このボールがゴミを巻き込むと、接触が悪くなって、マウスポインターの動きも鈍くなってしまう。だから、定期的に掃除をして、ゴミを取り除かなければいけなかったのだ。
デジタルの最新型であるパソコンは、こんなアナログな原理で動いてた。
今から15年ぐらい前、僕が小学生のときに、学校のパソコン室にあるマウスからボールが無くなるっていう事件が起きた。
騒ぎにはなったが、誰かのイタズラだろうってことで、特に犯人探しは行われずに処理された。大人になってから「自分の学校でも起きた」という声を聞いたことがあるので、よくあることなのかもしれない。
マウスのボールにある何かが、小学生のいたずら心を刺激するのだろう。
盗まれたボールはどうなったんだろうか? 捨てられたのかもしれないし、コレクションとして保管されたのかもしれない。

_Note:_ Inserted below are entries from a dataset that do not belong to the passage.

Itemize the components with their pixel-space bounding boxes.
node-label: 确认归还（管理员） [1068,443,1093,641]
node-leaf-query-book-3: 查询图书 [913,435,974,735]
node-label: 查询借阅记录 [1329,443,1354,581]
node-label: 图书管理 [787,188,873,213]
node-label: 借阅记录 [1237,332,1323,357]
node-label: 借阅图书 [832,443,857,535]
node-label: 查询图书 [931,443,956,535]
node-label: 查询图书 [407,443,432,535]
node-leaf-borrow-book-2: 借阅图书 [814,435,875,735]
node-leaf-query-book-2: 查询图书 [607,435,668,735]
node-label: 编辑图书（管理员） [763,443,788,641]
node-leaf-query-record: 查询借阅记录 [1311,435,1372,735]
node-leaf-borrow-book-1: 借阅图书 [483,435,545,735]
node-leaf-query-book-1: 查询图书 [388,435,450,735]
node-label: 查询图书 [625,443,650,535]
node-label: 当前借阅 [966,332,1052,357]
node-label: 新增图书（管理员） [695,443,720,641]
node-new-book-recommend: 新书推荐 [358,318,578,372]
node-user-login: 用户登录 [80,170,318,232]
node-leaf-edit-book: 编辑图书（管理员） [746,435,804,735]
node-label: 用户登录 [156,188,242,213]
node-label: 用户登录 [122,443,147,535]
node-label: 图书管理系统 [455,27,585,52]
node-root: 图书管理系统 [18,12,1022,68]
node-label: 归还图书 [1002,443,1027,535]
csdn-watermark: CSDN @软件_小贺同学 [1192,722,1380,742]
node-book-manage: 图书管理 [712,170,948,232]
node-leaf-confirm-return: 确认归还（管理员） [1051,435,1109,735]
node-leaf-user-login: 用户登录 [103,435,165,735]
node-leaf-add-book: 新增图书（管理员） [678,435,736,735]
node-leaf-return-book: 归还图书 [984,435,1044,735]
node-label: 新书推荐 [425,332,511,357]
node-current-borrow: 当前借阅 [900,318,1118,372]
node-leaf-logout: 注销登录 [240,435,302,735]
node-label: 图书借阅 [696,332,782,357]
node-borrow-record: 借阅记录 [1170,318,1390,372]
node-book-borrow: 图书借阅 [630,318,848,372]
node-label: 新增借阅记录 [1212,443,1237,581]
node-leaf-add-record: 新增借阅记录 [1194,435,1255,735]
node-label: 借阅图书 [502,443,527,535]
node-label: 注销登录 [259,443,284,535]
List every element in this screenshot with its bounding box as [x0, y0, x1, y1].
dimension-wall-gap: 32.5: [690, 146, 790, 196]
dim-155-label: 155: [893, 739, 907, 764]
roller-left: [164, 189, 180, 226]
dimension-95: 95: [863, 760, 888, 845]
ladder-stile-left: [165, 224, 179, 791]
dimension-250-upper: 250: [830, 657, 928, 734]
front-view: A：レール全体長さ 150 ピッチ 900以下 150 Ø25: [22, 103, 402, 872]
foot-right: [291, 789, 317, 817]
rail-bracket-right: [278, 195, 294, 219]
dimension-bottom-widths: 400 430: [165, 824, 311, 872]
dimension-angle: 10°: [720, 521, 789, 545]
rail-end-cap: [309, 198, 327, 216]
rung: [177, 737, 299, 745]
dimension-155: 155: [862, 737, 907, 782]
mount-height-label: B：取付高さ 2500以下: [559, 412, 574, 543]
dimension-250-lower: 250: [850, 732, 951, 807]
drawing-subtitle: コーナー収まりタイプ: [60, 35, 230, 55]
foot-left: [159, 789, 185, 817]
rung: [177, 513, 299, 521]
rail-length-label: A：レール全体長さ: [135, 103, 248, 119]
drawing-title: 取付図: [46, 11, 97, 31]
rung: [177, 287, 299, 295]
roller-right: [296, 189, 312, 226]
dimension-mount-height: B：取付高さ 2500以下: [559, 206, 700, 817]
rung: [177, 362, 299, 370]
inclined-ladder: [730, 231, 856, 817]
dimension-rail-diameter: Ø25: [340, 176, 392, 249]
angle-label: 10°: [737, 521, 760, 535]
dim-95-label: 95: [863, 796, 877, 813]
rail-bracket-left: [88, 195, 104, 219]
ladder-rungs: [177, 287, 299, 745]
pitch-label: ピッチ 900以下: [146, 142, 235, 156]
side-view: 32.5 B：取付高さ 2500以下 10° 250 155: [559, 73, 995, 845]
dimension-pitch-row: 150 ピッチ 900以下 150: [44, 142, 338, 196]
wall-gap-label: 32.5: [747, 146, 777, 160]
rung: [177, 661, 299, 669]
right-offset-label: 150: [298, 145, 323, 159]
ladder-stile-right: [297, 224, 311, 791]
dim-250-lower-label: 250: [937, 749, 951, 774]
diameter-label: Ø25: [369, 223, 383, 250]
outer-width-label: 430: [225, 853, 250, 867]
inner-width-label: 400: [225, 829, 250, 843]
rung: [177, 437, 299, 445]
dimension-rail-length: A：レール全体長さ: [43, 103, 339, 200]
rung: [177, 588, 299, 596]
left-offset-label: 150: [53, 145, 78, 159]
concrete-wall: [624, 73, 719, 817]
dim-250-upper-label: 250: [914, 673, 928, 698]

だけど、今でもたまに思うのは、ボールは盗まれたんじゃなくて、ボールに意識が芽生えて、自らの意思で脱走したんじゃないかってことだ。
「もう誰かに転がされる人生は嫌だ」
そんなスローガンの元に、彼らは立ち上がる。教師や警備員の目をかいくぐって大脱走が始まる。見つかったらまた暗いマウスの中に逆戻りだ。
そうやって彼らは学校を抜け出し、ネコに追いかけられたりしながら、コロコロコロコロと転がっていく。彼らの「ベストプレイス」を求めて。
彼らは成田空港に忍び込むと、アメリカ行きの飛行機へと乗り込む。そしてカリフォルニアへと旅立つのだ。
そこでコロコロとさらに進んでいき、彼らが行き着くのはGoogleの本社だ。
「Googleってなんか自由らしいよ」
パソコン少年からそう聞きかじっていたので、彼らは一様にGoogleを目指す。そういうマウスのボールが全国、全世界からGoogleの本社へと向かっていく。自由だから。業務の20%は個人的なプロジェクトに使っていいらしいから。オフィスが子ども部屋みたいになっているらしいから。そんな噂を聞いたから。
そんな感じにGoogleの本社にはマウスのボールがいっぱい落ちているんだと思う。あれだけ広い敷地があるんだから、そんな一画があってもおかしくない。そこではマウスのボールが白ワインを飲んだり、リッツを食べたりしながら、優雅に暮らしているんだ。
・・・っていうアニメーションを考えたのだけど、ピクサーさん、どうですか?